3 Feb 2022

Keep writing anyway

I’ve been poking fun at SEOs that post contextless Google Search Console graphs on LinkedIn to demonstrate their authority and achievement. Congrats, you have pages that are indexable and they’ve been crawled and indexed!

And now I’m about to be a hypocrite and do the same. Well, not quite. I have a reason and ironically, it isn’t SEO related.

For me, a major contributing factor in becoming an SEO was blogging. I’ve been doing it for 14 years this year and it has got me to where I am today. But I try to do less SEO in my spare time. I call it LESSEO. It means I still care to use an SEO plugin to deal with metadata, sitemaps, and Schema. But I don’t write optimised content and certainly don’t care about meta title lengths. Why? Because I spend 8 hours a day, 5 days a week doing it for clients and any affiliate commission I get from links is so small, I couldn’t even afford a chocolate bar off it (the Milky Bars are not on me).

But sometimes I do make an effort. An example is an article I wrote about 10 hippos in cartoons, literature and other media. I thought it was a good piece and could rank for whichever term I think I was targeting. But it got little-to-no traffic. But I wrote it properly this time! Eventually, I gave up on doing that again as it took too long and I knew writing with SEO in mind would put me off updating the site altogether. I am only one man with a few hours spare in the evening. It’s quick musings or nothing. Hence, LESSEO.

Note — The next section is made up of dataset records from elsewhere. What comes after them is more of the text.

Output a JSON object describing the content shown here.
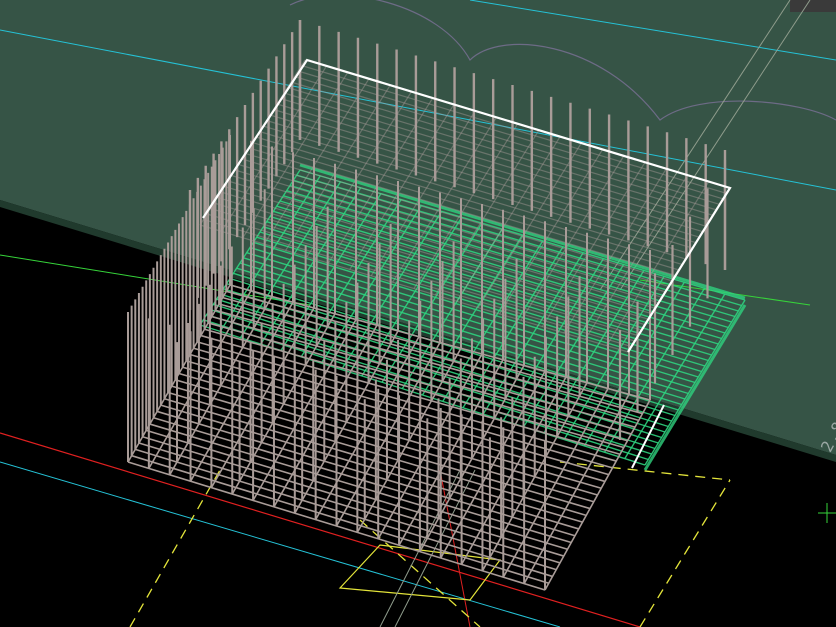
{
  "viewport": {
    "background": "#000000",
    "slab_fill": "#365446",
    "slab_edge": "#294437",
    "rebar_color": "#a99c98",
    "outline_color": "#ffffff",
    "lower_mesh_color": "#2fd17e",
    "cyan_line_color": "#25c2d6",
    "red_line_color": "#e02020",
    "yellow_line_color": "#e3e43a",
    "green_line_color": "#36d43a",
    "coord_readout_text": "2,8"
  }
}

And then, something strange happened.

The article started picking up traffic over two years later. The term driving the most traffic was “famous hippo characters”. That might have been what I was targeting all those months ago. What the hell happened? Why was there suddenly impressions and clicks? I’ve not looked into any trends but I was surprised. And then I figured I’d change the title to target that term since “10 hippos in cartoons, literature and other media” wasn’t quite right.

And here’s that graph.

A Google Search Console graph of eventual growth after 2 and a bit years

Impressive numbers they aren’t and normally, I’d say nothing to write home about. But I’m pretty chuffed because it showed that even though nobody visited it then, they’re visiting it now and that shows two things about blogging and SEO that I’ve learnt over the years:

  1. This stuff takes time

It’s almost a cliché to say “SEO takes time” but people still think if you publish an indexable page, it’ll get indexed straight away, rank highly straight away, and get lots of traffic straight away and that’s never guaranteed. It can be difficult to explain that to clients without beads of sweat dripping onto your keyboard (depending on how challenging your comms are) but it’s true. That’s why you have to have faith in your ability. You’ll know if the content is good enough. Besides, you can’t pin your strategy on one page (sorry, I’m writing that to remind myself, not for anyone else to read).

  1. Keep writing anyway

I could have completely given up on writing anything after the hippo blog didn’t gain traction. Of course, there were numerous factors as to why it didn’t in the first place and I knew that at the time. But if the last 14 years have taught me anything, it’s keep on writing. Even after the seeds of doubt were sown in my mind along the way, I kept going (albeit at a reduced rate). It’s not about whether anyone read it. It’s about the fact that I want to write it and I enjoy doing it. This is all for me. The fact I care less about SEO and still get indexed, still rank, still get visibility, and sometimes get on the first page for a cluster of 10-100 search volume keywords is wild to me, even if I only get a few clicks a month. Those are bonuses. I keep writing anyway.

So there’s the context. It won’t win me loads of claps and thumbs up on LinkedIn but it’s cool to me so I’ll give myself a round of applause and a thumbs up in the mirror later.